Free speech means you get to say those things about white men. But it should also mean that people get to say things about you.

Ann Althouse said...

"Am I going to get fired now?"

If you were in a position of power in a business and you put this in the company email, they would probably have to fire you in order to protect themselves. You may say you were using hyperbole or some other literary device, but they'd be using the device of defending themselves from liability.

Anonymous said...

CE: What did he say?

The Times won't tell you but the Mirror will.

Some old sports fart trading lame sex jokes with his buds? Well, I never!

Amy said...

Work/life mantra going forward: Nothing is private. Nothing is private. No writing, no speech, no thought. Nothing.
Just keep repeating that and you'll be fine.

Miss freedom much?

JohnGalt said...

Remember, Europeans are more sophisticated about these things.

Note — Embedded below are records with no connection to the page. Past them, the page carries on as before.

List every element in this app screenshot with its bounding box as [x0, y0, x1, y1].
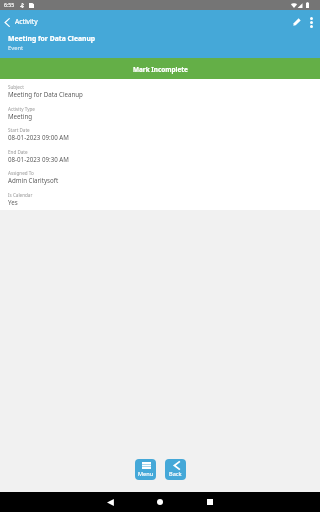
- button[interactable]: Back: [165, 459, 186, 480]
- button[interactable]: End Date: [0, 149, 320, 170]
- button[interactable]: Recents: [185, 492, 235, 512]
- button[interactable]: Home: [135, 492, 185, 512]
- button[interactable]: Activity: [0, 18, 44, 27]
- staticText: Subject: [8, 84, 24, 90]
- button[interactable]: More options: [304, 15, 318, 29]
- staticText: Event: [8, 44, 24, 52]
- staticText: Is Calendar: [8, 192, 33, 198]
- staticText: Meeting: [8, 112, 33, 120]
- staticText: 6:55: [4, 1, 15, 8]
- staticText: Mark Incomplete: [133, 65, 188, 74]
- button[interactable]: Is Calendar: [0, 192, 320, 213]
- button[interactable]: Activity Type: [0, 106, 320, 127]
- button[interactable]: Subject: [0, 84, 320, 105]
- button[interactable]: Menu: [135, 459, 156, 480]
- staticText: Menu: [138, 470, 154, 478]
- staticText: Yes: [8, 198, 18, 206]
- staticText: Meeting for Data Cleanup: [8, 34, 96, 43]
- staticText: Admin Claritysoft: [8, 176, 59, 184]
- button[interactable]: Back: [85, 492, 135, 512]
- staticText: Start Date: [8, 127, 30, 133]
- button[interactable]: Start Date: [0, 127, 320, 148]
- staticText: Activity: [15, 17, 38, 26]
- staticText: Meeting for Data Cleanup: [8, 90, 83, 98]
- button[interactable]: Assigned To: [0, 170, 320, 191]
- staticText: Activity Type: [8, 106, 35, 112]
- staticText: 08-01-2023 09:00 AM: [8, 133, 69, 141]
- staticText: Assigned To: [8, 170, 34, 176]
- staticText: 08-01-2023 09:30 AM: [8, 155, 69, 163]
- button[interactable]: Edit: [290, 15, 304, 29]
- staticText: End Date: [8, 149, 28, 155]
- button[interactable]: Mark Incomplete: [0, 58, 320, 79]
- staticText: Back: [169, 470, 182, 478]
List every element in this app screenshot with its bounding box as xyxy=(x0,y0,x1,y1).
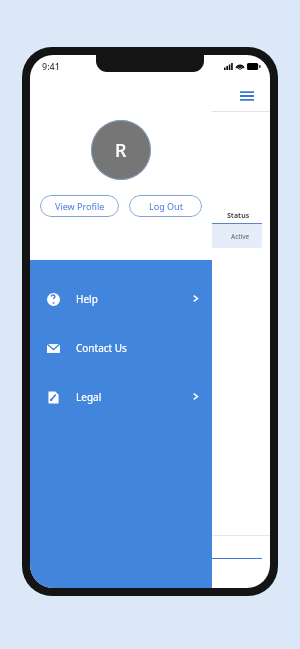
button[interactable]: View Profile xyxy=(40,195,119,217)
staticText: 9:41 xyxy=(42,60,60,72)
staticText: R xyxy=(115,138,127,163)
staticText: Help xyxy=(76,292,98,306)
staticText: Status xyxy=(227,211,250,221)
button[interactable]: Legal xyxy=(30,372,212,421)
button[interactable]: Continue xyxy=(66,332,132,350)
staticText: Legal xyxy=(76,390,102,404)
button[interactable]: Contact Us xyxy=(30,323,212,372)
button[interactable]: Log Out xyxy=(129,195,202,217)
staticText: Continue xyxy=(84,336,114,346)
staticText: TODAY xyxy=(137,118,163,128)
staticText: Log Out xyxy=(149,200,183,212)
button[interactable]: Help xyxy=(30,274,212,323)
staticText: View Profile xyxy=(55,200,105,212)
staticText: What would you like to do? xyxy=(64,149,136,169)
button[interactable]: Menu xyxy=(234,83,260,109)
staticText: Please select a Choice below xyxy=(64,295,116,315)
staticText: Active xyxy=(231,232,250,241)
staticText: Contact Us xyxy=(76,341,127,355)
staticText: Name xyxy=(78,211,99,221)
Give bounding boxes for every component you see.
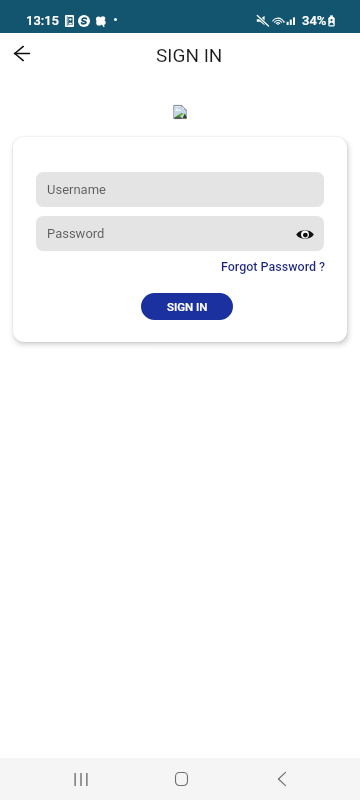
staticText: 13:15 bbox=[26, 13, 60, 28]
staticText: 34% bbox=[302, 13, 327, 28]
staticText: Password bbox=[47, 226, 105, 241]
button[interactable]: Home bbox=[159, 758, 203, 800]
staticText: Forgot Password ? bbox=[221, 259, 326, 274]
staticText: SIGN IN bbox=[156, 44, 223, 66]
staticText: SIGN IN bbox=[167, 300, 208, 313]
button[interactable]: SIGN IN bbox=[141, 293, 233, 320]
button[interactable]: Back bbox=[260, 758, 304, 800]
button[interactable]: Back bbox=[5, 38, 39, 72]
button[interactable]: Show password bbox=[294, 223, 316, 245]
button[interactable]: Recent apps bbox=[59, 758, 103, 800]
staticText: Username bbox=[47, 182, 106, 197]
button[interactable]: Username bbox=[36, 172, 324, 207]
button[interactable]: Forgot Password ? bbox=[221, 259, 326, 274]
button[interactable]: Password bbox=[36, 216, 324, 251]
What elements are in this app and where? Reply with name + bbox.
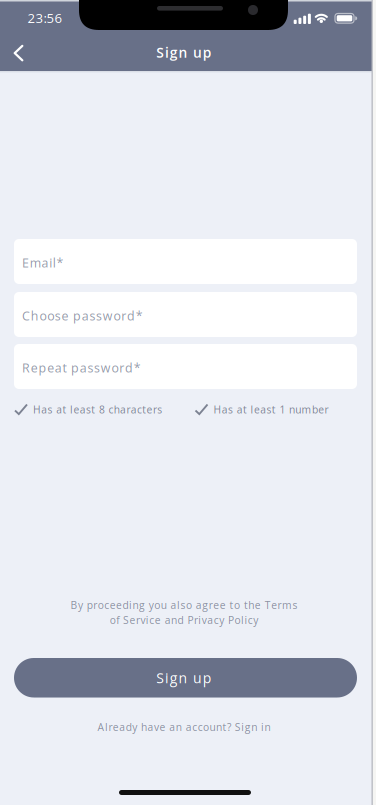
staticText: Sign up: [156, 668, 212, 687]
staticText: Email*: [22, 254, 64, 271]
staticText: 23:56: [28, 9, 62, 27]
staticText: Sign up: [156, 43, 212, 62]
button[interactable]: Sign up: [14, 658, 357, 698]
staticText: Has at least 1 number: [214, 402, 328, 416]
button[interactable]: Choose password*: [14, 292, 357, 337]
staticText: Has at least 8 characters: [33, 402, 162, 416]
button[interactable]: By proceeding you also agree to the Term…: [0, 598, 368, 627]
staticText: Repeat password*: [22, 359, 141, 376]
staticText: of Service and Privacy Policy: [110, 613, 258, 627]
button[interactable]: Email*: [14, 239, 357, 284]
button[interactable]: Repeat password*: [14, 344, 357, 389]
button[interactable]: Already have an account? Sign in: [0, 720, 368, 734]
staticText: By proceeding you also agree to the Term…: [70, 598, 298, 612]
button[interactable]: Back: [0, 33, 40, 73]
staticText: Choose password*: [22, 307, 143, 324]
staticText: Already have an account? Sign in: [98, 720, 270, 734]
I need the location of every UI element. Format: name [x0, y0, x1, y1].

President-Mom-Jeans said...

Apparently Oprah and Magic Johnson are not interested in taking over this guys job.

grackle said...

It's always amusing when the "skirts" (pronounced "skoits") start talking sports.

Related: Leo Gorcey. Girls, pronounced, "goils." Around 7:41 into the video. Also "heard," pronounced "hoid," at 10:19. Love those New York accents of yesteryear.

http://tinyurl.com/qcnpb2v

Jason said...

Oh, Christ. What do these bitches have sand all up in their vaginas about this time?

The victim parade has become tiresome. Let the mockery commence.

glenn said...

Hmmm ... 54 .... Sounds like another case of WBS to me.

Wacky Boomer Syndrome

readering said...

I heard about this because one of the men (did I need to write that?) he exchanged with is a prominent sports law partner at a multinational law firm. The repercussions for the lawyer may be greater, since law firms are more sensitive than football clubs about this sort of thing.

Steve said...

In 1999 the premier league earned ~70M Pounds from TV rights. In 2014 it will earn over 1.4B pounds. No way does the Premier League cut this guy loose.

So he's a guy and should have remembered that his secretary got copies of his messages. I am just wondering why the secretary has come out with this information. I know there is a pay day in there for her somewhere.